Metàpedaggio, 30.000 firme consegnate al Mugello al Viceministro

La campagna Metàpedaggio per la riduzione dei pedaggi autostradali alle moto fa un passo importante al Mugello. In occasione dell’ultimo round del CIV 2016, Motociclismo ha consegnato al Viceministro delle Infrastrutture e dei Trasporti le prime 30.000 firme raccolte, sostenute da FMI e Ancma e da oltre 200 motociclisti arrivati in corteo al circuito toscano.
Al Mugello la voce dei motociclisti arriva alle istituzioni
Il momento chiave si è consumato nel venerdì di gara del CIV al Mugello, quando il direttore di Motociclismo, Federico Aliverti, ha consegnato al Viceministro e senatore Riccardo Nencini la petizione con 30.000 firme contro l’attuale sistema di pedaggio, ritenuto penalizzante per chi viaggia su due ruote.
Accanto al mensile che ha promosso l’iniziativa, hanno preso posizione in modo compatto le due principali realtà del settore: la Federazione Motociclistica Italiana, rappresentata dal presidente Paolo Sesti, e Ancma, con il direttore generale Pierfrancesco Caliari. Entrambe le organizzazioni avevano aderito fin dall’inizio alla campagna, considerandola una battaglia comune per tutti i motociclisti italiani.
La consegna delle firme è stata accompagnata da un corteo pacifico di oltre 200 moto che hanno raggiunto il circuito, trasformando il Mugello in un palcoscenico perfetto per far arrivare con forza il messaggio alle istituzioni, sfruttando la visibilità garantita dal Campionato Italiano Velocità.
Metàpedaggio: obiettivo 50.000 firme entro fine anno
Nel corso dell’incontro con la stampa, aperto dal saluto dell’amministratore delegato del circuito del Mugello, Paolo Poli, il direttore generale Ancma Pierfrancesco Caliari ha ribadito il sostegno dell’associazione alla campagna Metàpedaggio, evidenziando come il tema dei costi autostradali per le moto sia ormai diventato una priorità per il mondo delle due ruote.
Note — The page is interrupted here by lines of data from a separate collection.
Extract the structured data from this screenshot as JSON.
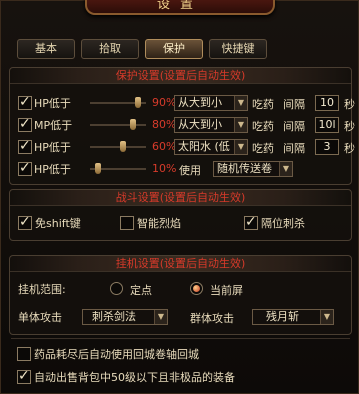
{
  "window": {
    "title": "设置"
  },
  "tabs": [
    {
      "label": "基本",
      "active": false
    },
    {
      "label": "拾取",
      "active": false
    },
    {
      "label": "保护",
      "active": true
    },
    {
      "label": "快捷键",
      "active": false
    }
  ],
  "protect": {
    "header": "保护设置(设置后自动生效)",
    "rows": [
      {
        "label": "HP低于",
        "checked": true,
        "percent": "90%",
        "level": 0.9,
        "mode": "从大到小",
        "action": "吃药",
        "interval_label": "间隔",
        "interval": "10",
        "unit": "秒"
      },
      {
        "label": "MP低于",
        "checked": true,
        "percent": "80%",
        "level": 0.8,
        "mode": "从大到小",
        "action": "吃药",
        "interval_label": "间隔",
        "interval": "10l",
        "unit": "秒"
      },
      {
        "label": "HP低于",
        "checked": true,
        "percent": "60%",
        "level": 0.6,
        "mode": "太阳水 (低",
        "action": "吃药",
        "interval_label": "间隔",
        "interval": "3",
        "unit": "秒"
      },
      {
        "label": "HP低于",
        "checked": true,
        "percent": "10%",
        "level": 0.1,
        "use_label": "使用",
        "mode": "随机传送卷"
      }
    ]
  },
  "combat": {
    "header": "战斗设置(设置后自动生效)",
    "options": [
      {
        "label": "免shift键",
        "checked": true
      },
      {
        "label": "智能烈焰",
        "checked": false
      },
      {
        "label": "隔位刺杀",
        "checked": true
      }
    ]
  },
  "hangup": {
    "header": "挂机设置(设置后自动生效)",
    "range_label": "挂机范围:",
    "range_options": [
      {
        "label": "定点",
        "selected": false
      },
      {
        "label": "当前屏",
        "selected": true
      }
    ],
    "single_label": "单体攻击",
    "single_value": "刺杀剑法",
    "group_label": "群体攻击",
    "group_value": "残月斩"
  },
  "extra": [
    {
      "label": "药品耗尽后自动使用回城卷轴回城",
      "checked": false
    },
    {
      "label": "自动出售背包中50级以下且非极品的装备",
      "checked": true
    }
  ]
}
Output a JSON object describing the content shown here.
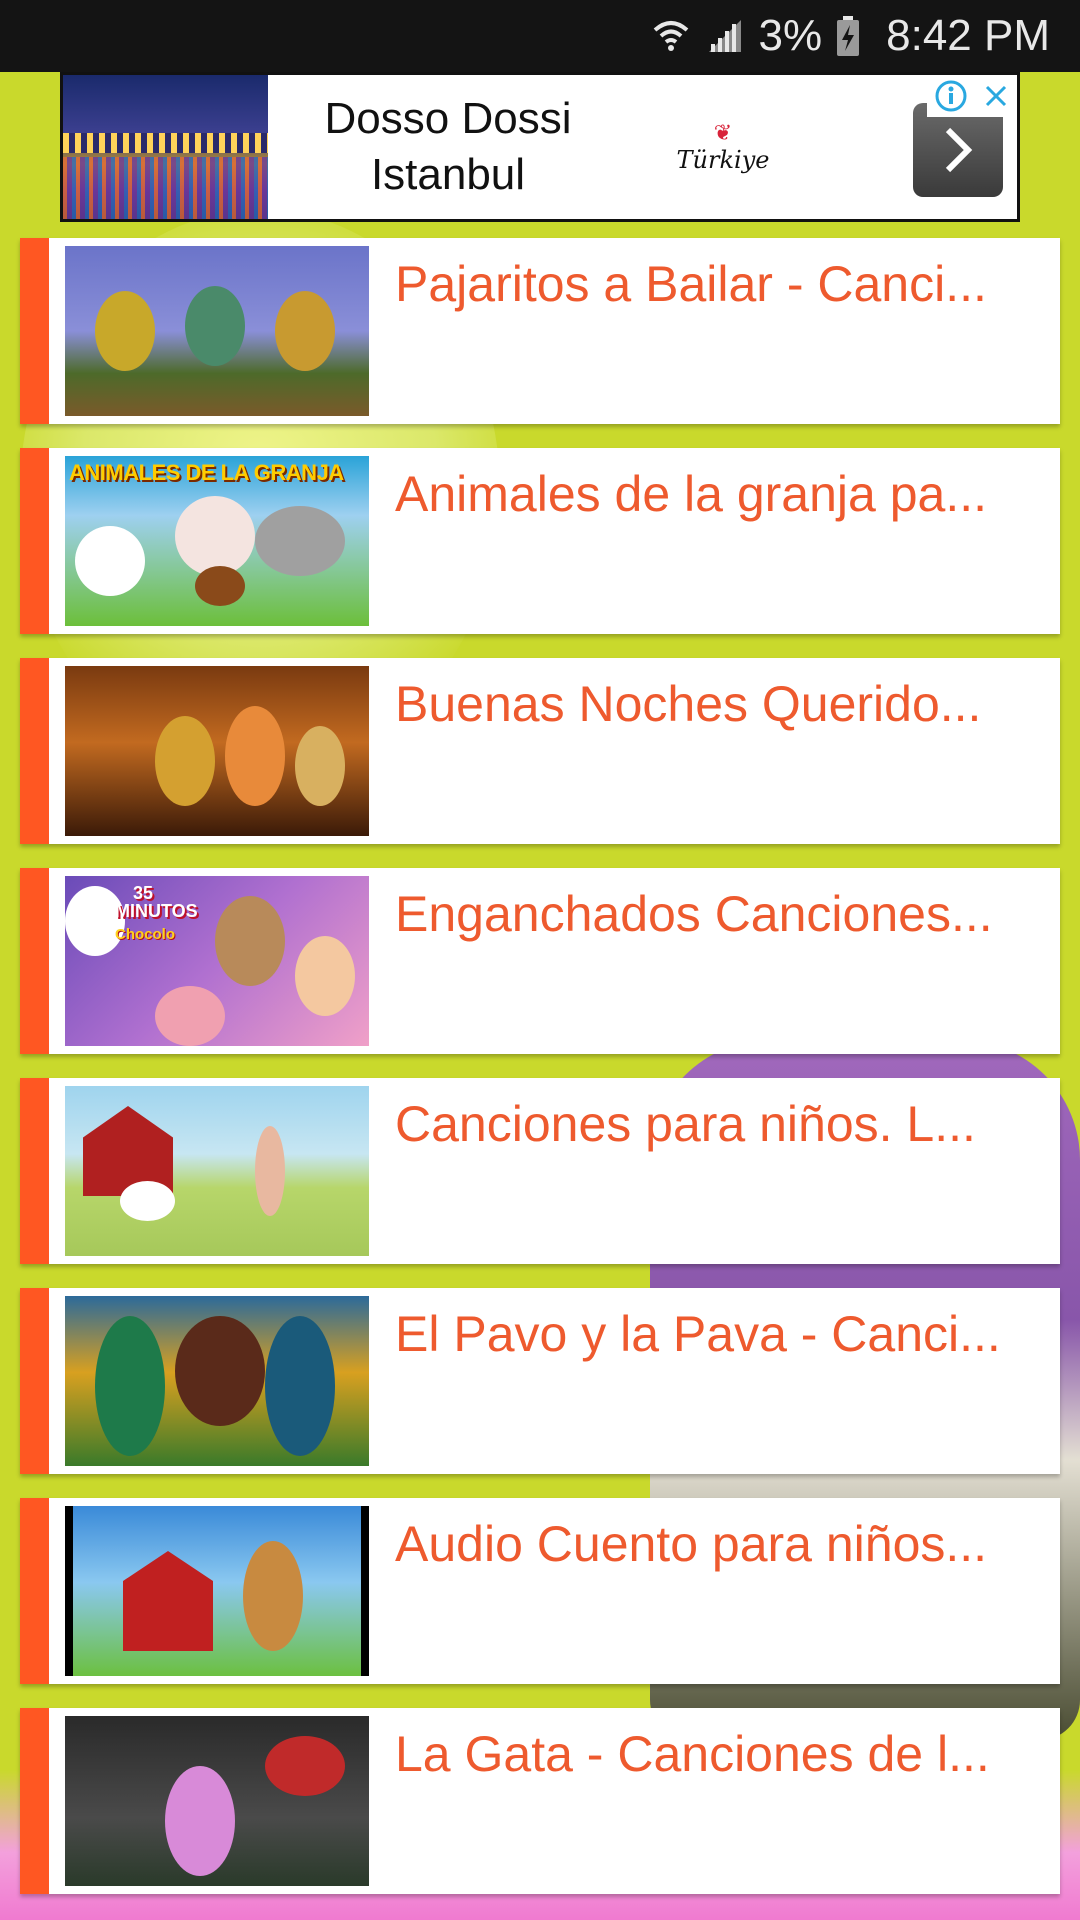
{
  "status_bar": {
    "wifi_icon": "wifi-icon",
    "signal_icon": "cell-signal-icon",
    "battery_percent": "3%",
    "battery_icon": "battery-charging-icon",
    "time": "8:42 PM"
  },
  "ad": {
    "title": "Dosso Dossi Istanbul",
    "logo_text": "Türkiye",
    "arrow_icon": "chevron-right-icon",
    "info_icon": "info-icon",
    "close_icon": "close-icon"
  },
  "videos": [
    {
      "title": "Pajaritos a Bailar - Canci...",
      "thumbnail": "birds-dancing"
    },
    {
      "title": "Animales de la granja pa...",
      "thumbnail": "farm-animals",
      "thumbnail_caption": "ANIMALES DE LA GRANJA"
    },
    {
      "title": "Buenas Noches Querido...",
      "thumbnail": "bunnies-night"
    },
    {
      "title": "Enganchados Canciones...",
      "thumbnail": "characters-collage",
      "thumbnail_badge": "35 MINUTOS",
      "thumbnail_badge_sub": "Chocolo"
    },
    {
      "title": "Canciones para niños. L...",
      "thumbnail": "barn-girl"
    },
    {
      "title": "El Pavo y la Pava - Canci...",
      "thumbnail": "turkeys-sunflowers"
    },
    {
      "title": "Audio Cuento para niños...",
      "thumbnail": "farmer-barn"
    },
    {
      "title": "La Gata - Canciones de l...",
      "thumbnail": "pink-cat-window"
    }
  ],
  "colors": {
    "accent": "#ff5722",
    "title_text": "#ee5a2e",
    "background": "#c9d92c",
    "status_bar": "#141414"
  }
}
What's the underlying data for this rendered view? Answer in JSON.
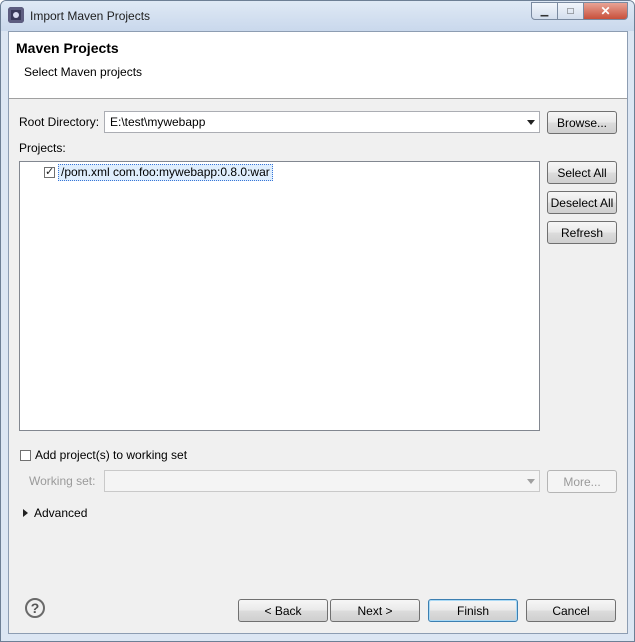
{
  "window": {
    "title": "Import Maven Projects",
    "icon": "eclipse-icon"
  },
  "header": {
    "title": "Maven Projects",
    "subtitle": "Select Maven projects"
  },
  "root_directory": {
    "label": "Root Directory:",
    "value": "E:\\test\\mywebapp",
    "browse_label": "Browse..."
  },
  "projects": {
    "label": "Projects:",
    "items": [
      {
        "checked": true,
        "label": "/pom.xml  com.foo:mywebapp:0.8.0:war"
      }
    ],
    "select_all_label": "Select All",
    "deselect_all_label": "Deselect All",
    "refresh_label": "Refresh"
  },
  "working_set": {
    "checkbox_label": "Add project(s) to working set",
    "checked": false,
    "label": "Working set:",
    "value": "",
    "more_label": "More..."
  },
  "advanced": {
    "label": "Advanced",
    "expanded": false
  },
  "footer": {
    "back_label": "< Back",
    "next_label": "Next >",
    "finish_label": "Finish",
    "cancel_label": "Cancel"
  }
}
Aliverti ha sottolineato l’emozione per la risposta ricevuta dalla base dei motociclisti, che hanno dimostrato con la loro presenza quanto la questione sia sentita. La soglia delle 30.000 sottoscrizioni rappresenta un primo traguardo, ma l’obiettivo dichiarato è più ambizioso: arrivare a 50.000 firme entro la fine dell’anno, ampliando ulteriormente il fronte di chi chiede un pedaggio più equo per le moto.
Per la FMI, il presidente Paolo Sesti ha ricordato come la federazione abbia aderito sin dall’avvio dell’iniziativa, considerandola una campagna a beneficio dell’intera comunità motociclistica. Il suo intervento ha sottolineato la partecipazione dei tanti presenti arrivati anche da lontano e ha ribadito l’impegno federale a restare al fianco dei motociclisti non solo sul tema dei pedaggi, ma anche sulle questioni legate alla sicurezza e alle norme del Codice della strada.
I tre fronti aperti: pedaggi, sicurezza stradale e 125 in autostrada
Dal palco del Mugello, il Viceministro Nencini ha illustrato i tre ambiti sui quali il Ministero sta lavorando in relazione al mondo moto, inserendo così la battaglia per il Metàpedaggio in un quadro più ampio di interventi possibili.
- Revisione del Codice della strada, con l’ipotesi di accesso in autostrada per i motoveicoli 125 cc.
- Finanziamenti dedicati ad Anas per la manutenzione e la riparazione delle strade considerate a più alto rischio.
- Ridefinizione del pedaggio autostradale per le motociclette, con l’obiettivo di un sistema più proporzionato rispetto alle auto.
Nencini ha rivolto un invito esplicito ai promotori a proseguire nella raccolta firme, indicando la soglia delle 50.000 sottoscrizioni come obiettivo strategico. Raggiungerlo significherebbe, ha ricordato, poter avvicinare la quota prevista dalla Costituzione per una legge di iniziativa popolare, trasformando una battaglia di categoria in un percorso istituzionale strutturato.
La tappa del Mugello conferma così il ruolo centrale dei circuiti e degli eventi sportivi come luoghi di aggregazione per il movimento motociclistico, ma anche come spazi dove le richieste dei motociclisti possono trovare ascolto politico. Metàpedaggio diventa quindi non solo una campagna simbolo contro un pedaggio ritenuto ingiusto, ma anche un banco di prova per misurare la capacità del mondo delle due ruote di fare squadra, incidere sulle decisioni e trasformare il consenso in iniziativa concreta.